Prudential respinge l’opa Aviva Effetto domino sulle polizze

Corrono FonSai e Alleanza. Il destino di Toro e la posizione di Cattolica

Massimo Restelli

da Milano

Piazza Affari riscopre il domino assicurativo. Un gioco a incastro di prede e predatori che ieri, complice il corteggiamento della britannica Aviva sulla connazionale Prudential, ha spinto al rialzo l’intero settore. Prudential ha rifiutato l’offerta da 17 miliardi di sterline da cui sarebbe nata la quinta compagnia a livello mondiale, ma il mercato vi ha letto la prova che il riassetto ripartirà a multipli generosi anche in Italia. Qui i principali gruppi, come dimostra il piano triennale di Generali (più 0,5%), sono alla ricerca di una strada per aumentare la propria massa critica e mettere a frutto la cassa accumulata in questi ultimi anni in cui i Danni sono tornati a macinare utili. Tanto che, dopo la mossa con cui il Leone ha rivisto la propria geografia internazionale, l’attenzione si è spostata sulla controllata Alleanza (più 1,2%).
Al centro delle indiscrezioni anche Toro (meno 1% dopo lo scatto del 5,2% di venerdì), ritenuta la migliore pedina nel consolidamento delle altre grandi. La controllante De Agostini ha smentito di voler passare la mano e il valore di Borsa sarà solamente il punto di partenza per un’eventuale trattativa ma in questi mesi il pensiero di acquisire Toro è stato accarezzato da più di un concorrente. Di recente alcuni analisti hanno ipotizzato che sarà uno straniero a muovere sul gruppo di Sandro Salvati, altri che a prendere l’iniziativa sarà Unipol (più 1%). Sebbene impegnata a crescere nel credito Bologna ha infatti una disponibilità di 4 miliardi tra l’aumento di capitale e la rinuncia a Bnl.
A spingere il mercato è tuttavia lo stesso effetto «rarità» del comparto vista la difficoltà a scalare mutue o cooperative anche di primo piano come Cattolica.
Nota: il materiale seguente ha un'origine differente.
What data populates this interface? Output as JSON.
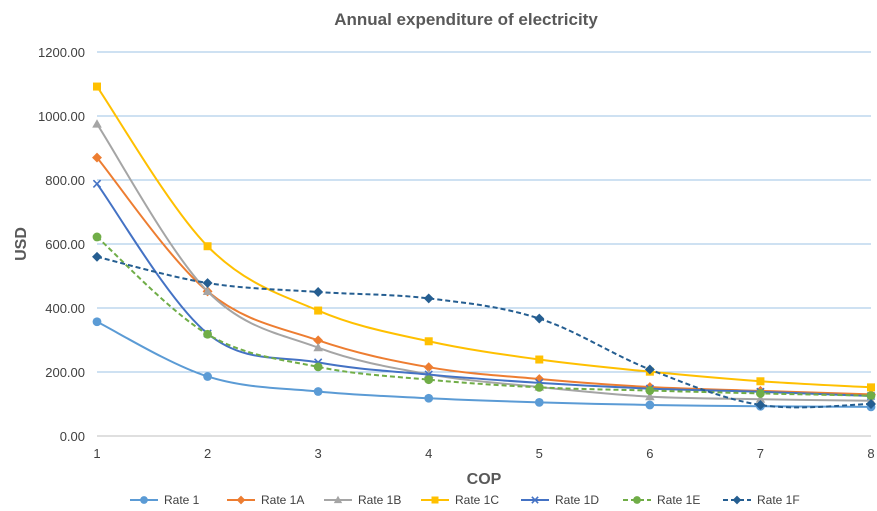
{
  "chart_data": {
    "type": "line",
    "title": "Annual expenditure of electricity",
    "xlabel": "COP",
    "ylabel": "USD",
    "x": [
      1,
      2,
      3,
      4,
      5,
      6,
      7,
      8
    ],
    "xlim": [
      1,
      8
    ],
    "ylim": [
      0,
      1200
    ],
    "y_ticks": [
      "0.00",
      "200.00",
      "400.00",
      "600.00",
      "800.00",
      "1000.00",
      "1200.00"
    ],
    "x_ticks": [
      "1",
      "2",
      "3",
      "4",
      "5",
      "6",
      "7",
      "8"
    ],
    "grid": true,
    "legend_position": "bottom",
    "series": [
      {
        "name": "Rate 1",
        "color": "#5B9BD5",
        "marker": "circle",
        "dashed": false,
        "values": [
          357,
          186,
          139,
          118,
          105,
          97,
          93,
          91
        ]
      },
      {
        "name": "Rate 1A",
        "color": "#ED7D31",
        "marker": "diamond",
        "dashed": false,
        "values": [
          870,
          452,
          299,
          215,
          178,
          153,
          141,
          130
        ]
      },
      {
        "name": "Rate 1B",
        "color": "#A5A5A5",
        "marker": "triangle",
        "dashed": false,
        "values": [
          975,
          452,
          276,
          193,
          153,
          123,
          115,
          110
        ]
      },
      {
        "name": "Rate 1C",
        "color": "#FFC000",
        "marker": "square",
        "dashed": false,
        "values": [
          1092,
          593,
          392,
          296,
          239,
          201,
          171,
          152
        ]
      },
      {
        "name": "Rate 1D",
        "color": "#4472C4",
        "marker": "x",
        "dashed": false,
        "values": [
          788,
          320,
          230,
          192,
          166,
          148,
          138,
          125
        ]
      },
      {
        "name": "Rate 1E",
        "color": "#70AD47",
        "marker": "circle",
        "dashed": true,
        "values": [
          622,
          318,
          216,
          176,
          152,
          142,
          133,
          126
        ]
      },
      {
        "name": "Rate 1F",
        "color": "#255E91",
        "marker": "diamond",
        "dashed": true,
        "values": [
          560,
          478,
          450,
          430,
          367,
          208,
          97,
          100
        ]
      }
    ]
  }
}
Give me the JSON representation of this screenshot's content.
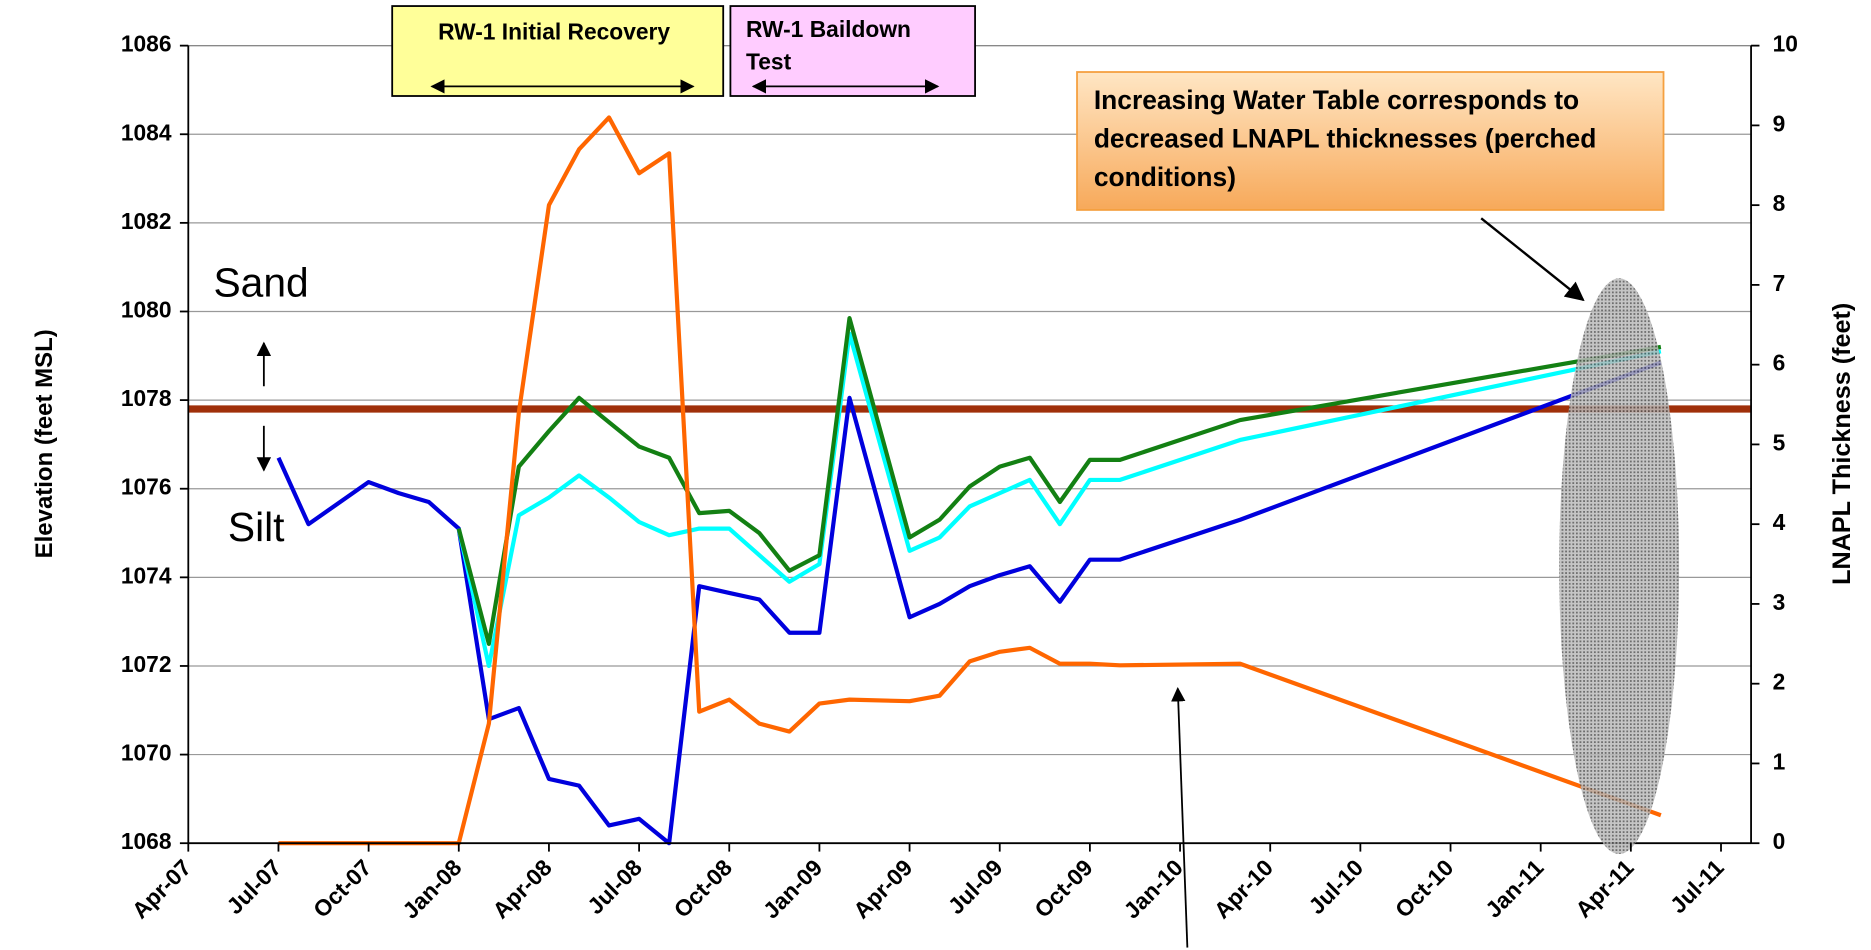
{
  "chart_data": {
    "type": "line",
    "y_label": "Elevation (feet MSL)",
    "y2_label": "LNAPL Thickness (feet)",
    "x": [
      "2007-07",
      "2007-08",
      "2007-10",
      "2007-11",
      "2007-12",
      "2008-01",
      "2008-02",
      "2008-03",
      "2008-04",
      "2008-05",
      "2008-06",
      "2008-07",
      "2008-08",
      "2008-09",
      "2008-10",
      "2008-11",
      "2008-12",
      "2009-01",
      "2009-02",
      "2009-04",
      "2009-05",
      "2009-06",
      "2009-07",
      "2009-08",
      "2009-09",
      "2009-10",
      "2009-11",
      "2010-03",
      "2011-05"
    ],
    "series": [
      {
        "color": "#0000dd",
        "values": [
          1076.7,
          1075.2,
          1076.15,
          1075.9,
          1075.7,
          1075.1,
          1070.8,
          1071.05,
          1069.45,
          1069.3,
          1068.4,
          1068.55,
          1068.0,
          1073.8,
          1073.65,
          1073.5,
          1072.75,
          1072.75,
          1078.05,
          1073.1,
          1073.4,
          1073.8,
          1074.05,
          1074.25,
          1073.45,
          1074.4,
          1074.4,
          1075.3,
          1078.85
        ]
      },
      {
        "color": "#00ffff",
        "values": [
          null,
          null,
          null,
          null,
          null,
          1075.1,
          1072.0,
          1075.4,
          1075.8,
          1076.3,
          1075.8,
          1075.25,
          1074.95,
          1075.1,
          1075.1,
          1074.5,
          1073.9,
          1074.3,
          1079.5,
          1074.6,
          1074.9,
          1075.6,
          1075.9,
          1076.2,
          1075.2,
          1076.2,
          1076.2,
          1077.1,
          1079.1
        ]
      },
      {
        "color": "#138013",
        "values": [
          null,
          null,
          null,
          null,
          null,
          1075.1,
          1072.5,
          1076.5,
          1077.3,
          1078.05,
          1077.5,
          1076.95,
          1076.7,
          1075.45,
          1075.5,
          1075.0,
          1074.15,
          1074.5,
          1079.85,
          1074.9,
          1075.3,
          1076.05,
          1076.5,
          1076.7,
          1075.7,
          1076.65,
          1076.65,
          1077.55,
          1079.2
        ]
      },
      {
        "color": "#ff6600",
        "axis": "y2",
        "values": [
          0,
          0,
          0,
          0,
          0,
          0,
          1.5,
          5.4,
          8.0,
          8.7,
          9.1,
          8.4,
          8.65,
          1.65,
          1.8,
          1.5,
          1.4,
          1.75,
          1.8,
          1.78,
          1.85,
          2.28,
          2.4,
          2.45,
          2.25,
          2.25,
          2.23,
          2.25,
          0.35
        ]
      }
    ],
    "reference_line": {
      "value": 1077.8,
      "color": "#a0300a"
    },
    "xlim": [
      "2007-04",
      "2011-08"
    ],
    "xticks": [
      {
        "value": "2007-04",
        "label": "Apr-07"
      },
      {
        "value": "2007-07",
        "label": "Jul-07"
      },
      {
        "value": "2007-10",
        "label": "Oct-07"
      },
      {
        "value": "2008-01",
        "label": "Jan-08"
      },
      {
        "value": "2008-04",
        "label": "Apr-08"
      },
      {
        "value": "2008-07",
        "label": "Jul-08"
      },
      {
        "value": "2008-10",
        "label": "Oct-08"
      },
      {
        "value": "2009-01",
        "label": "Jan-09"
      },
      {
        "value": "2009-04",
        "label": "Apr-09"
      },
      {
        "value": "2009-07",
        "label": "Jul-09"
      },
      {
        "value": "2009-10",
        "label": "Oct-09"
      },
      {
        "value": "2010-01",
        "label": "Jan-10"
      },
      {
        "value": "2010-04",
        "label": "Apr-10"
      },
      {
        "value": "2010-07",
        "label": "Jul-10"
      },
      {
        "value": "2010-10",
        "label": "Oct-10"
      },
      {
        "value": "2011-01",
        "label": "Jan-11"
      },
      {
        "value": "2011-04",
        "label": "Apr-11"
      },
      {
        "value": "2011-07",
        "label": "Jul-11"
      }
    ],
    "ylim": [
      1068,
      1086
    ],
    "yticks": [
      1068,
      1070,
      1072,
      1074,
      1076,
      1078,
      1080,
      1082,
      1084,
      1086
    ],
    "y2lim": [
      0,
      10
    ],
    "y2ticks": [
      0,
      1,
      2,
      3,
      4,
      5,
      6,
      7,
      8,
      9,
      10
    ],
    "y2_color": "#ff6600",
    "grid": true,
    "annotations": {
      "sand": "Sand",
      "silt": "Silt",
      "initial_recovery": "RW-1 Initial Recovery",
      "baildown": "RW-1 Baildown Test",
      "callout": "Increasing Water Table corresponds to decreased LNAPL thicknesses (perched conditions)"
    }
  }
}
Dove il direttore generale Ezio Paolo Reggia, da poco salito anche al ruolo di amministratore delegato, ha messo in cantiere un aumento di capitale. Mezzi freschi che potrebbero essere usati per lo sviluppo esterno del gruppo veronese magari in partnership con l’alleato iberico Mapfre.
Pioggia di acquisti anche su Vittoria (più 5,62%) ma, situazione italiana a parte, lo sviluppo dei colossi del settore sembra essere destinato a orientarsi verso l’Europa o l’Est. Dove già è diffusa la presenza di Unicredit e Intesa. All’internazionalizzazione stanno infatti guardando sia Fausto Marchionni per Fondiaria-Sai (più 1,4%) sia la Eurizon di Mario Greco che, oltre alla Nuova Europa, guarda alla Germania.